Mais c’est surtout la troisième qui focalise aujourd’hui la curiosité. Bon, je sais, je sais… quand je vais vous dire de quoi il s’agit, vous allez, en bon spectateur-trice d’Utopia, vous rétracter comme une huitre sous l’effet d’un filet de citron. Je vais en effet, Dieu me pardonne, vous parler de football. Je sais, certes, que le foot ce n’est pas votre tasse de thé et encore moins depuis qu’il se caricature lui-même au sommet en pompe à fric. Mais ce qui arrive à ce petit village et à son club de foot est si révélateur du mépris dans lequel on tient les pauvres et de la guerre impitoyable qui leur est faite aujourd’hui qu’il importe de vous raconter cette histoire. Il faut d’abord vous dire, pour vous mettre au parfum, que notre football hexagonal est organisé depuis toujours selon un ordre aussi immuable que la course du soleil dans le ciel et que deux guerres mondiales elles-mêmes n’ont pu modifier, malgré les sillons sanglants laissés chez les adeptes du jeu de baballe. C’est dire donc si certains principes de ce sport paraissent gravés dans le marbre…

Il y a donc en gros trois divisions d’une vingtaine de clubs chacune, suivies d’une myriade de divisions inférieures au sein desquelles concourent des petits clubs qui accueillent des centaines de milliers de sportifs, du plus petit poussin au cul encore talqué au senior le plus enrobé. Une belle jeunesse qui, au terme de chaque saison dans sa division respective, ne rêve que de parvenir à grimper d’un cran dans la division supérieure selon la dure et belle loi du sport… On se doute, bien sûr, que parvenir en première division pour jouer face au Paris Saint-Germain, propriété d’un fond de pension du Qatar, ne sera jamais à la portée du petit club de Trou-la-plage dans le Calvados, qui ne peut guère compter en terme de budget que sur la buvette et une petite subvention municipale pour distribuer trois sous à ses joueurs. Sauf que, chers spectatrices-teurs, dans cet ordre apparemment inébranlable des choses où les riches échangent avec les riches et où les pauvres bricolent gentiment dans leur coin, quelque chose, la saison sportive passée, s’est déglingué pour produire l’impensable, l’obscène même, pourrait on dire : Luzenac, 600 habitants, une sorte de cousin ariégeois de Trou-la-plage dans le Calvados, après avoir forcé les portes il y a quelques années de la troisième division, s’est retrouvée cette année, à la surprise générale, en tête du championnat à forcer les portes de la deuxième division. Luzenac, sa tribune abribus en tôle ondulée, sa pelouse mitée et ses joueurs au salaire indexé sur la moyenne nationale, propulsée dans l’élite professionnelle des villes moyennes, voire de certaines métropoles.

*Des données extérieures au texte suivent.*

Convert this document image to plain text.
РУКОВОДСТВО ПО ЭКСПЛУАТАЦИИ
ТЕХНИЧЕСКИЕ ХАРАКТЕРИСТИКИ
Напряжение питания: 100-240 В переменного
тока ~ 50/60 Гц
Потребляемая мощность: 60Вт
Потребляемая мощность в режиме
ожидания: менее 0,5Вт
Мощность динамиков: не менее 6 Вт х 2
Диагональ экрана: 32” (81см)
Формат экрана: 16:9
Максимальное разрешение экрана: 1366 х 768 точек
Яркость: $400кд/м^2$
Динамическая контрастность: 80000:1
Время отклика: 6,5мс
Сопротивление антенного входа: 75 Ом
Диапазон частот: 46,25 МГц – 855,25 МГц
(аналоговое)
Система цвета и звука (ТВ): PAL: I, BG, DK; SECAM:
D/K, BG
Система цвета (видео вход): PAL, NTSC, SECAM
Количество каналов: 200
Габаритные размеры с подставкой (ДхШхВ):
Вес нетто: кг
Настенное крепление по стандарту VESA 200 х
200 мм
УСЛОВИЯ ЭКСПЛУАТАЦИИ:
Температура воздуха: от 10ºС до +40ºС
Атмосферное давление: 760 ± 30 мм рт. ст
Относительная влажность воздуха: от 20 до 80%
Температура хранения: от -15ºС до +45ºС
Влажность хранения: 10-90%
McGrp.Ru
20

Intolérable… intolérable pour les instances nationales du foot qui, depuis la promotion de nos Ariégeois, ont multiplié les obstacles pour leur barrer la route de la division supérieure à travers un dédale de normes et de contraintes bureaucratiques impossibles à assumer pour un si petit club. Avec succès, semble-t-il, puisque le LAP (alias Luzenac Arièges Pyrénées) vient de se voir officiellement notifier l’interdiction de jouer en deuxième division, mais aussi en troisième division, d’où ils viennent, pour être sans doute tout à fait certains de les voir enfin disparaître des registres. Les joueurs, coupables seulement d’avoir été trop bons et trop professionnels, vont dès cette semaine pointer au chômage. On voit donc de quel message paradoxal et cruel est porteuse aujourd’hui la République et ses institutions. Si vous êtes pauvre et sans dents, on pourra toujours, quoi que vous fassiez et quoi qu’il arrive, vous remettre à votre vraie place.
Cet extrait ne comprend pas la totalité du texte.